Delle due Amalassunte in Collezione Cerruti, quella su fondo verde fece parte del patrimonio della Galleria Lorenzelli sin dagli inizi dell’attività delle due sedi di Bergamo e Milano, a fine anni cinquanta, per essere poi ceduta dopo il 1982 al Centro Tornabuoni di Firenze. Quella su fondo blu, segnata da qualche pentimento e caduta di colore, proviene dalla Galleria Rizziero, attiva prima a Teramo e poi a Pescara, che la presentò in occasioni espositive diverse a partire dal 1990.
Questo dipinto è specularmente simile a una Amalassunta su fondo cinabro datata da Marchiori al 19496. La linea di separazione che costantemente anima e diversifica lo scarto tra spazio terrestre e celeste, quell’orizzonte che, come ha notato Francesco Bartoli, è insieme «paesistico ed erotico»7, qui si increspa a disegnare i profili di due seni/colline, su cui levita, ma senza distaccarsi definitivamente da terra, il bianco volto lunare.
Nell’opera di provenienza Lorenzelli lo spazio del cielo si satura di verde, come a raccogliere e riverberare i cromatismi e le profondità di un universo vegetale. Protagoniste sono le mani, l’una svettante da terra nell’atto di suggerire un’indicazione numerica, l’altra veleggiante ad accogliere nel palmo aperto l’imprimitura del disegno di un cuore. Come aveva sottolineato Licini in un testo programmatico del 1937, «la pittura è l’arte dei colori e dei segni. I segni esprimono la forza, la volontà, l’idea. I colori la magia. Abbiamo detto segni e non sogni»8.
Maria Teresa Roberto
1In Licini 1974, p. 148.
2Si veda F. Pirani, Metafore dell’aria di Osvaldo Licini. Tra memoria e oblio, in Venezia 2018-2019, pp. 193-203.
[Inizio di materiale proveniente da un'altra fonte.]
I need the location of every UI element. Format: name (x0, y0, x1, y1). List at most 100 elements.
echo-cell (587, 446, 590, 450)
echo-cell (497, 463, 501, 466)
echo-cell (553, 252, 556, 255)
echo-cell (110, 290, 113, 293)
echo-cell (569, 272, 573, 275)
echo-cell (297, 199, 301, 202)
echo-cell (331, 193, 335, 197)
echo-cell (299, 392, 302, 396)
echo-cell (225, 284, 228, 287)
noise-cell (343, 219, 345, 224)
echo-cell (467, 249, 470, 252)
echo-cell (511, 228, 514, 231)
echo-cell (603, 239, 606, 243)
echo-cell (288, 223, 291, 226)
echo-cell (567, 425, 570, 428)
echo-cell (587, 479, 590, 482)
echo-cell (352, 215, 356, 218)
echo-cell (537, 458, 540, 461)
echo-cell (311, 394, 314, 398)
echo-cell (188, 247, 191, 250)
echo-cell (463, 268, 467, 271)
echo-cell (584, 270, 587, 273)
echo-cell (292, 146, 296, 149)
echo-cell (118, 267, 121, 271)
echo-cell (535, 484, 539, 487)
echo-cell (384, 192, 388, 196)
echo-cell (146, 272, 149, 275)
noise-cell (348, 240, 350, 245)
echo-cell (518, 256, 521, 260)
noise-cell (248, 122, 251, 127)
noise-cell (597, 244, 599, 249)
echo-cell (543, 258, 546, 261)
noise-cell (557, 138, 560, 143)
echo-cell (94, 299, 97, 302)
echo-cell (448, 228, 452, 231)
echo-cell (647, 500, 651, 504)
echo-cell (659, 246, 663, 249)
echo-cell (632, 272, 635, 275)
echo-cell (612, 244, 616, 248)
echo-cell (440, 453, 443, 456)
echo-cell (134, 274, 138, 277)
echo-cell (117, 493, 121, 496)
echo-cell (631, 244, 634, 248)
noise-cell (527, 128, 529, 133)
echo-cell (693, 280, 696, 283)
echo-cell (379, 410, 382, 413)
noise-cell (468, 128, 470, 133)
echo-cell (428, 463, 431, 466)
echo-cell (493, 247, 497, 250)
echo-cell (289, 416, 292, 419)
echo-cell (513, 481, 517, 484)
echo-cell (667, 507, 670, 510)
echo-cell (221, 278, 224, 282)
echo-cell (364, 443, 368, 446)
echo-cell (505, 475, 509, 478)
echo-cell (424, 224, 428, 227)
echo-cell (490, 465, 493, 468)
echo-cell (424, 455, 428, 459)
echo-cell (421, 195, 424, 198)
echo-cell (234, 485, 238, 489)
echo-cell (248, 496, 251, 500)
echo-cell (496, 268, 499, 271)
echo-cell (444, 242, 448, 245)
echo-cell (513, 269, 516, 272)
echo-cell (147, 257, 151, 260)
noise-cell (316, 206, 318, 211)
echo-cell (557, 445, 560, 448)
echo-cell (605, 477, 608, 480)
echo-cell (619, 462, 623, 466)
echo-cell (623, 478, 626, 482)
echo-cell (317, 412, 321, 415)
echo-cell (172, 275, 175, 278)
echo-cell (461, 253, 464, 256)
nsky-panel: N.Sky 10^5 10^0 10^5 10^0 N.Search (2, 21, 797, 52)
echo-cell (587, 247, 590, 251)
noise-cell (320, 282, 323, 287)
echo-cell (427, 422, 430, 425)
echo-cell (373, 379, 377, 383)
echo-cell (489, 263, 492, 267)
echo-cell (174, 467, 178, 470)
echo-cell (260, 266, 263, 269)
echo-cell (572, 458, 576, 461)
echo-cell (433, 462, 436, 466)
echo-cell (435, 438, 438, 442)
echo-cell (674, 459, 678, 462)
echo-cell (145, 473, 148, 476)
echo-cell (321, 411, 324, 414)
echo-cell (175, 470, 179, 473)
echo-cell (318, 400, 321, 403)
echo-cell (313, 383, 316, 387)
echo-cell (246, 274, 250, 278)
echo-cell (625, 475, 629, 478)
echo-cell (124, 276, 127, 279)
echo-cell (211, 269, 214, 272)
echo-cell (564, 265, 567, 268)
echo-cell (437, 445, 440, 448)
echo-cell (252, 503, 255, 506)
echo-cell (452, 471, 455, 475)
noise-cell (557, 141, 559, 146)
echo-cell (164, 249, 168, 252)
3O. Licini, Lettera aperta al Milione, in «Bollettino della Galleria del Milione», n. 39, 19 aprile - 1 maggio 1935, ora in Licini 1974, p. 99.
4Monte Vidon Corrado 2020.
5Si veda S. Salvagnini, Osvaldo Licini e la critica d’arte, in Venezia 2018-2019, pp. 205-233.
6Marchiori 1968, tav. LI, p.n.n., n. 267.
7F. Bartoli, Figure dell’incastro e metafore dell’aria nel linguaggio di Licini, in Licini 1974, pp. 43-61 (cit. p. 61).
8O. Licini, Natura di un discorso (1937), ora in Licini 1974, pp. 101-102 (cit. p. 102).
Fig. 1. O. Licini, Amalassunta no. 1, 1949, oil on canvas. Reggio Emilia, Maramotti Collection.